WORLD / AFRICA
South Africa approves controversial power plants
Published: Sep 22, 2021 05:53 PM
Photo taken on Aug. 28, 2021 shows snow-capped mountains in Western Cape Province, South Africa.(Photo: Xinhua)

Photo taken on Aug. 28, 2021 shows snow-capped mountains in Western Cape Province, South Africa.(Photo: Xinhua)


South Africa's energy regulator on Tuesday approved generating licenses for three controversial floating power plants, stoking environmental concerns as Africa's most industrialized nation grapples with electricity shortages.

Turkey-based Karpowership, one of the world's largest floating power plant operators, in March won a government tender to supplement South Africa's fragile electricity supply with gas-to-power projects at three ports.

But the environment ministry subsequently blocked Karpowership's permit application over concerns about the environmental impact. 

The company appealed the decision and the National Energy Regulator of South Africa signaled its approval on Tuesday in a statement listing seven preferred bidders for the country's Risk Mitigation Independent Power Producer Procurement Program.

Reasons for the approval have not yet been given. 

Environmental groups have raised concern about the Karpowership plants, which require fuel to convert liquefied natural gas into electricity.

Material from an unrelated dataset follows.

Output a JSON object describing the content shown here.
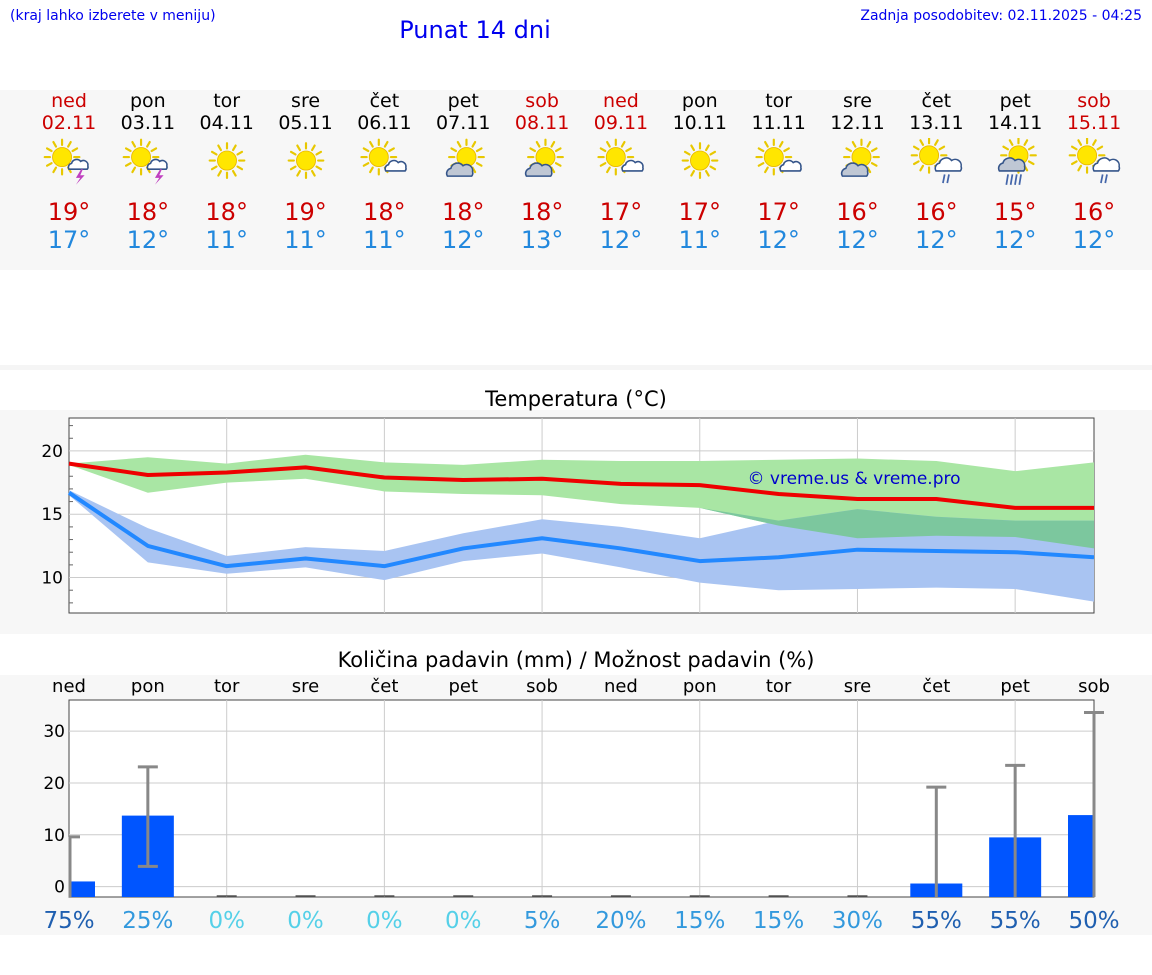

Opponents note the project will generate several million tons of carbon dioxide in a country that was already the world's 12th-largest greenhouse gas emitter in 2019, according to Global Carbon Atlas.

Greenpeace Africa said it was "disappointed by the inexplicable decision to grant authorization for this destructive and costly project."

Rolling power cuts have been recurring for over a decade, stifling economic activity and investment.